Like yesterday afternoon, I was having a bit of discussion with my co-worker (distinctly not a cow-orker) about whether a variation of a scavenger hunt which involves photographing things could properly be called scavenging. Too much literalism, right?*
However, this morning I realized, for no particular reason, that a fairly serviceable definition of my job is to take the vague things people say they want, and express them literally. Which is when I said, "duh". My pedantry and my quirky sense of humor are just by-products of the kind of thinking that makes me good at my job. Or maybe they're causes rather than effects, but, either way, they're not so confusing now that I see how tightly integrated they are with the rest of me. Which has the great psychological benefit that now I feel less embarrassed about some discussions I've had, such as the one yesterday :).

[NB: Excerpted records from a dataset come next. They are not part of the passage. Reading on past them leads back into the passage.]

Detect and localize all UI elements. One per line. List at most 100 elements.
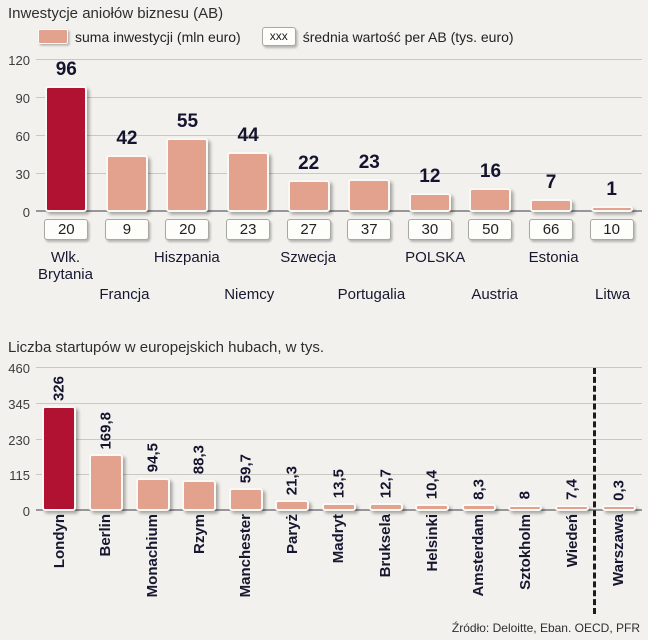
- bar-value-label: 21,3: [283, 466, 301, 496]
- bar-column: 7: [521, 60, 582, 212]
- bar-value-label: 1: [606, 179, 617, 201]
- category-label-cell: Sztokholm: [502, 514, 549, 620]
- legend-label-avg: średnia wartość per AB (tys. euro): [302, 28, 514, 45]
- category-label: Wiedeń: [563, 514, 581, 568]
- top-chart-plot-area: 0 30 60 90 120 96 42 55 44 22 23 12 16 7 1: [8, 53, 642, 220]
- y-tick-label: 230: [8, 432, 30, 448]
- gridline: [36, 367, 642, 368]
- bar-francja: [105, 154, 148, 212]
- y-tick-label: 0: [22, 205, 30, 220]
- bar-estonia: [530, 199, 573, 212]
- bar-monachium: [135, 477, 170, 511]
- category-label: Portugalia: [337, 286, 406, 303]
- bar-wiedeń: [555, 504, 589, 511]
- category-label-cell: Berlin: [83, 514, 130, 620]
- y-tick-label: 60: [15, 129, 30, 144]
- gridline: [36, 438, 642, 440]
- bar-value-label: 59,7: [237, 454, 255, 484]
- y-tick-label: 120: [8, 53, 30, 68]
- category-label-cell: Wiedeń: [549, 514, 596, 620]
- category-label: Manchester: [237, 514, 255, 598]
- gridline: [36, 173, 642, 174]
- y-tick-label: 0: [22, 504, 30, 519]
- category-label: Amsterdam: [470, 514, 488, 597]
- bar-column: 44: [218, 60, 279, 212]
- category-label-cell: Rzym: [176, 514, 223, 620]
- bar-column: 10,4: [409, 368, 456, 511]
- bottom-chart-category-labels: Londyn Berlin Monachium Rzym Manchester Paryż…: [36, 514, 642, 620]
- bar-column: 12: [400, 60, 461, 212]
- category-label: Rzym: [190, 514, 208, 555]
- bar-value-label: 44: [237, 125, 259, 147]
- bar-value-label: 13,5: [330, 468, 348, 498]
- category-label: Litwa: [595, 286, 631, 303]
- bar-column: 21,3: [269, 368, 316, 511]
- legend-bar-swatch: [38, 29, 68, 44]
- bar-value-label: 16: [479, 160, 502, 182]
- category-label: Sztokholm: [516, 514, 534, 590]
- avg-cell: 20: [157, 219, 218, 240]
- category-label: Paryż: [283, 514, 301, 555]
- bar-value-label: 12: [419, 165, 441, 187]
- category-label: Helsinki: [423, 514, 441, 572]
- bar-column: 326: [36, 368, 83, 511]
- category-label: Austria: [471, 286, 519, 303]
- category-label: Warszawa: [610, 514, 628, 586]
- category-label-cell: Bruksela: [362, 514, 409, 620]
- bar-column: 55: [157, 60, 218, 212]
- bottom-chart-plot-area: 0 115 230 345 460 326 169,8 94,5 88,3 59,7 21,3 13,…: [8, 361, 642, 519]
- y-tick-label: 345: [8, 396, 30, 412]
- bar-column: 8,3: [455, 368, 502, 511]
- bar-column: 12,7: [362, 368, 409, 511]
- bar-value-label: 55: [176, 111, 199, 133]
- category-label: Francja: [99, 286, 150, 303]
- y-tick-label: 30: [15, 167, 30, 182]
- avg-per-ab-box: 37: [347, 219, 392, 240]
- avg-cell: 23: [218, 219, 279, 240]
- source-note: Źródło: Deloitte, Eban. OECD, PFR: [451, 621, 640, 635]
- category-label: POLSKA: [405, 249, 466, 266]
- gridline: [36, 402, 642, 404]
- bar-column: 23: [339, 60, 400, 212]
- bottom-chart-title: Liczba startupów w europejskich hubach, …: [8, 339, 324, 356]
- gridline: [36, 59, 642, 60]
- avg-cell: 50: [460, 219, 521, 240]
- bar-column: 22: [278, 60, 339, 212]
- y-tick-label: 115: [9, 468, 30, 484]
- category-label-cell: Helsinki: [409, 514, 456, 620]
- category-label: Berlin: [97, 514, 115, 557]
- warszawa-separator-dashed-line: [593, 368, 597, 614]
- bar-column: 96: [36, 59, 97, 212]
- avg-per-ab-row: 20 9 20 23 27 37 30 50 66 10: [36, 219, 642, 240]
- bar-value-label: 7,4: [563, 478, 581, 500]
- bar-columns: 326 169,8 94,5 88,3 59,7 21,3 13,5 12,7 10,4 8,3 8…: [36, 368, 642, 511]
- bar-szwecja: [287, 180, 330, 212]
- bar-litwa: [590, 206, 633, 212]
- bar-sztokholm: [508, 504, 543, 511]
- bar-columns: 96 42 55 44 22 23 12 16 7 1: [36, 59, 642, 212]
- bar-paryż: [275, 500, 310, 511]
- avg-cell: 66: [521, 219, 582, 240]
- legend: suma inwestycji (mln euro) xxx średnia w…: [38, 27, 514, 46]
- bar-value-label: 326: [50, 375, 68, 401]
- avg-per-ab-box: 10: [589, 219, 634, 240]
- category-label: Wlk. Brytania: [37, 249, 93, 283]
- avg-cell: 30: [400, 219, 461, 240]
- bar-column: 8: [502, 368, 549, 511]
- bar-amsterdam: [461, 504, 496, 511]
- category-label: Szwecja: [280, 249, 337, 266]
- category-label: Madryt: [330, 514, 348, 564]
- bar-value-label: 169,8: [97, 411, 115, 450]
- avg-per-ab-box: 30: [407, 219, 452, 240]
- bar-value-label: 7: [545, 172, 557, 194]
- bar-value-label: 23: [358, 151, 380, 173]
- bar-column: 16: [460, 60, 521, 212]
- category-label-cell: Madryt: [316, 514, 363, 620]
- avg-cell: 37: [339, 219, 400, 240]
- gridline: [36, 135, 642, 136]
- category-label-cell: Monachium: [129, 514, 176, 620]
- y-tick-label: 460: [8, 361, 30, 376]
- avg-per-ab-box: 20: [44, 219, 89, 240]
- bar-column: 88,3: [176, 368, 223, 511]
- bar-manchester: [228, 488, 263, 511]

* Incidentally, I conceded the argument based on the fact that somewhere along the line, "scavenger hunt" become merely etymologically related to the word "scavenge" but had a meaning of its own. He also demonstrated that the dictionary definition of "scavenge" involved the collection of worthless "objects" and said "digital pictures are objects," which I could argue against, but didn't choose to since I had already lost on another front.
|Date:||September 18th, 2007 03:42 pm (UTC)|| |
People only care about communicating, not technical definitions of words as they happened to be written down by Webster 100 years ago. People understand that when I say "photo scavenger hunt" it means "photos of scavenged objects" and not "scavenging for photos", so I could care less if you can't get a combination of definitions from the dictionary to mean what I intend. After my use of the words becomes common enough, the definitions are what will change
Similarly, no one cares if the definition of "object" references a "material thing". Especially us OOPL programmers, but pretty much the general public, at this point. Abstraction and metaphor are some of human's greatest talents.
Pedantry is exhausting, and I know you're smart enough to be able to separate your natural work talents from your social talents, and social enough to find something more interesting to talk about.
|Date:||September 18th, 2007 04:40 pm (UTC)|| |
I really wish more people would get this. The definition of a word is what we agree for it to be.
|Date:||September 18th, 2007 04:24 pm (UTC)|| |
another venue where painful literalism and pedanticism is a boon (and which tends to pay a hell of a lot better than bitflipping) is lawyership
of course you have to interact with lawyers all day long and that's corrosive to the soul
|Date:||September 18th, 2007 07:34 pm (UTC)|| |
but that doesn't mean..
you can't fight back when you think a word is being misused. Obviously 20 years ago 'scavenger hunt' didn't mean "taking digital pictures of items." One could argue, though I didn't, that it was inappropriate use of the word and should be stopped.
Re: but that doesn't mean..
I take lexicat's point about language evolution, but if you always have a subjective view of definitions of words, then doesn't that mean language can evolve too rapidly to keep people communicating?
well. I had to erase some of this post when I answered my own question differently than I thought when I hit "reply":
much of language history existed before dictionaries and grammar references, and so we have ample historical evidence suggesting the answer to my question is "no".